Understanding the valuation of a small business is critical, particularly when the intention is to sell it. Being able to justify the business valuation becomes key, and that’s where Seller’s Discretionary Earnings (SDE) comes in. There is a considerable amount of data available from resources like Pratt Stats and Biz Comps, which can provide real-world comparable data to help ascertain the market value of a business based on a multiple of SDE. If factors such as the business size, industry, location, and historical performance are known, an accurate prediction of the multiple of SDE can be determined.
Understanding Seller’s Discretionary Earnings (SDE)
In the world of small business sales, Seller’s Discretionary Earnings (SDE) serves as a vital metric. Essentially, it’s the earnings of a business before the owner’s salary, interest expense, taxes, depreciation, and amortization. The SDE presents the total financial benefit that a business owner receives from their business and is particularly useful when valuing small, owner-operated businesses.
The Relationship between SDE and Business Valuation
Delving deeper into understanding this process, it becomes evident that the multiple of SDE increases as the size of the SDE increases. For small businesses with SDEs less than $100,000, multiples range from 1.2 to 2.4. When the SDE is greater than $100,000, the multiples typically range between 2 to 3. However, as the SDE reaches and exceeds approximately $500,000, the range extends to 2.5 to 3.5 or more.

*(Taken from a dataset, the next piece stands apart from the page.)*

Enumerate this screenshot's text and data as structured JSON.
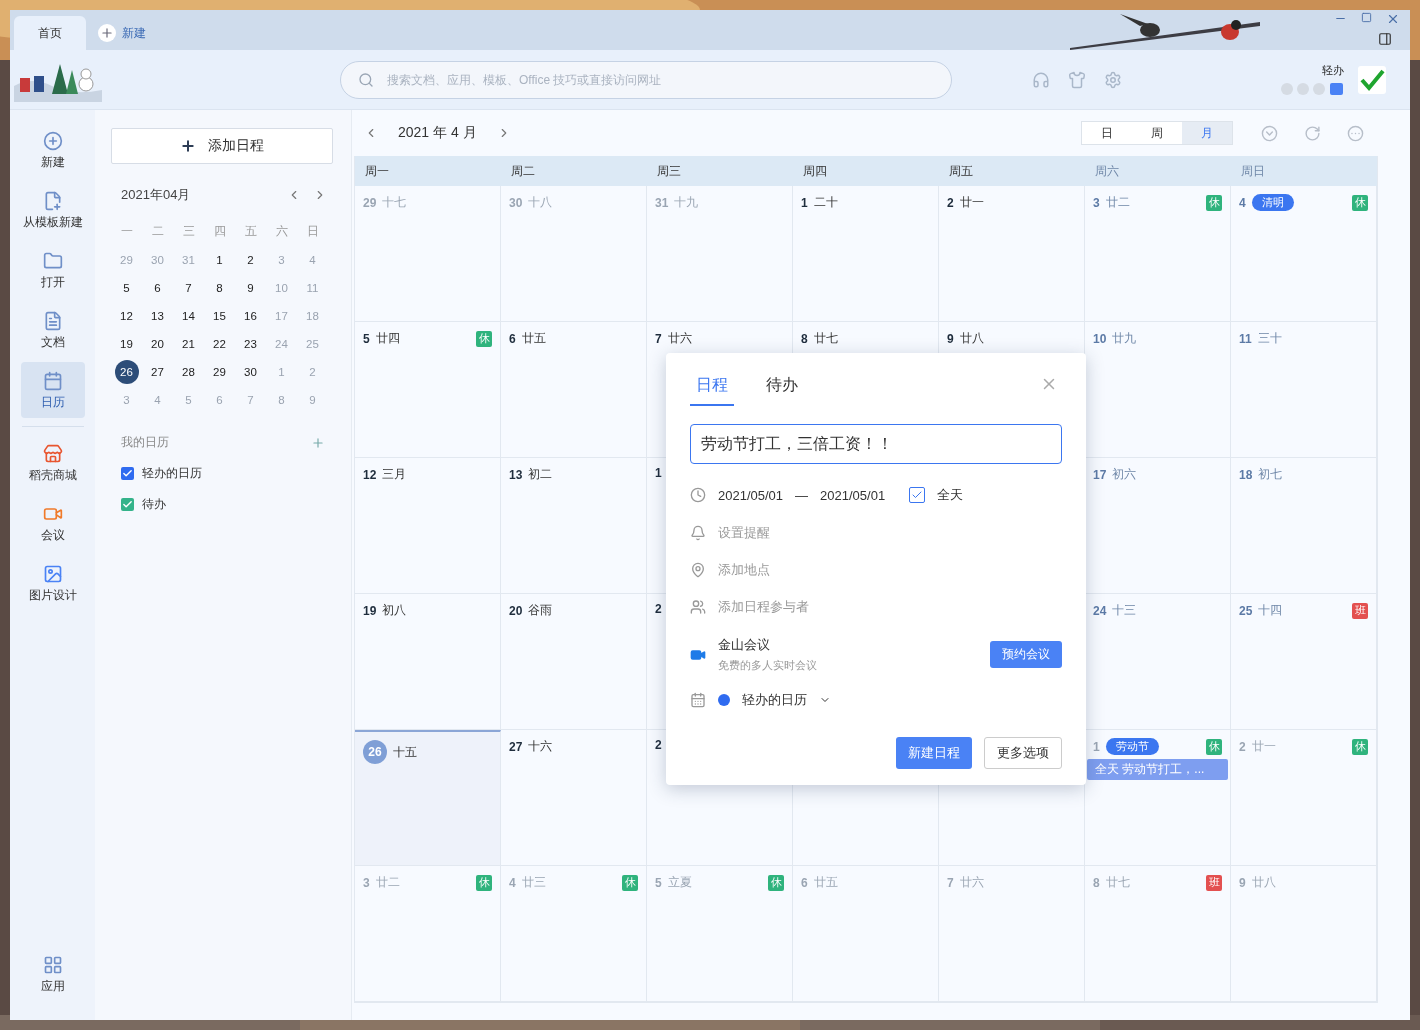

Two critical shifts happen as the SDE approaches and exceeds the $1M mark. Firstly, there might be a necessity to redefine the SDE and begin using EBITDA (Earnings Before Interest, Taxes, Depreciation, and Amortization) for valuation. It’s important to note that for the same business, EBITDA would be a smaller figure than SDE. Secondly, the anticipated multiples grow to between 3.5 to 5.5. As the business EBITDA reaches and surpasses $2M, multiples of 5 or larger become increasingly common.
Where Businesses Fall in the Range of Multiples
While there is a range of multiples for any given SDE, most businesses sell near the middle of the range, with very few transactions at the extremes. Given the specific attributes of a business, it’s relatively easy to comprehend where the business will fall within the multiple range.
There are several attributes of a business that justify a higher multiple within the range. These include a consistent historical record of growth and profitability, a substantial hard asset value, absentee ownership, a broad and diverse customer base, proprietary or exclusive products, and obvious opportunities for growth.
Conversely, certain factors justify a lower multiple within the range. These include an inconsistent record of profitability, a small customer base, no clear opportunity for growth, questionable financial records, outdated assets, and an undesirable location.
Considerations in Valuing a Small Business
During the initial stages of the sales process, it’s important to study the business’s attributes to understand whether the business justifies a high or low multiple. Apply a reasonable multiple to the SDE to determine the expected value.
Generally, it’s been observed that small businesses valued at less than $100,000 sell with a larger percentage of value as a down payment and a smaller percentage owner carry. However, as the value of the business increases, the percentage of owner carry financing increases as well, driven by the business’s ability to fund larger debt service payments.
As the size of the business opportunity grows beyond $2-3M, there is substantially more opportunity to finance the acquisition. This data is confirmed by thousands of actual comparable sales and years of real-world experience.
Valuing Businesses: A Rational Approach
Often, the most effective way to look at value is to make a reasonable assumption of value and attempt to justify or validate the assumption. Understanding that the SDE of the business must provide for a reasonable management salary, payment of debt service and taxes, fund future capital expenditures, and provide some reasonable return on investment, you can calculate if at a given value the business can accomplish this.
Understanding the SDE is pivotal in assessing the worth of a business. Considering the attributes and the financial records of the business will give you a clear perspective on how much your business is worth. However, remember that each business is unique, and while these guidelines offer a good starting point, they may not be definitive in every scenario. Consider seeking professional advice for accurate business valuation.